Danilo Pustinjaković

Personal information
- Full name: Danilo Pustinjaković
- Date of birth: 12 March 1977 (age 48)
- Place of birth: Zrenjanin, SFR Yugoslavia
- Height: 1.88 m (6 ft 2 in)
- Position(s): Goalkeeper

Youth career
- Proleter Zrenjanin

Senior career*
- Years: Team / Apps / (Gls)
- 1994–2003: Proleter Zrenjanin / 70 / (0)
- 2003–2005: Čukarički / 33 / (0)
- 2005–2006: Pandurii Târgu Jiu / 23 / (0)
- 2006–2008: Banat Zrenjanin / 55 / (0)
- 2008–2009: Jagodina / 27 / (0)
- 2009: Makedonija Gjorče Petrov / 12 / (0)
- 2010: Napredak Kruševac / 9 / (0)
- 2010–2011: Novi Pazar / 31 / (0)
- 2011–2012: Radnički Kragujevac / 0 / (0)
- 2012: Mladost Lučani / 7 / (0)
- 2013: Kolubara / 1 / (0)
- 2013: Jošanica / 14 / (0)
- 2014: Dolina Padina / 14 / (0)
- 2016: Begej Žitište
- 2017: Polet Idvor
- Total:  / 296 / (0)

= Danilo Pustinjaković =

Serbian footballer

Danilo Pustinjaković (Serbian Cyrillic: Данило Пустињаковић; born 12 March 1977) is a Serbian retired footballer who played as a goalkeeper.

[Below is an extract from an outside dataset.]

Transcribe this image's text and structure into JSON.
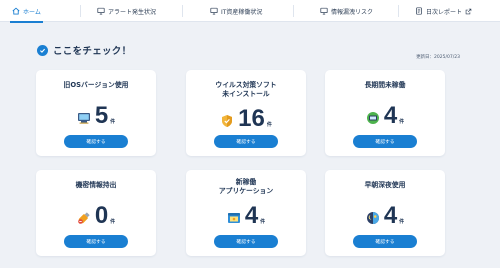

After starting out at his hometown club Proleter Zrenjanin, Pustinjaković represented numerous domestic and international sides, including Čukarički, Pandurii Târgu Jiu, Banat Zrenjanin, Jagodina, Makedonija Gjorče Petrov, Napredak Kruševac, Novi Pazar, Radnički Kragujevac, Mladost Lučani, Kolubara, and Dolina Padina.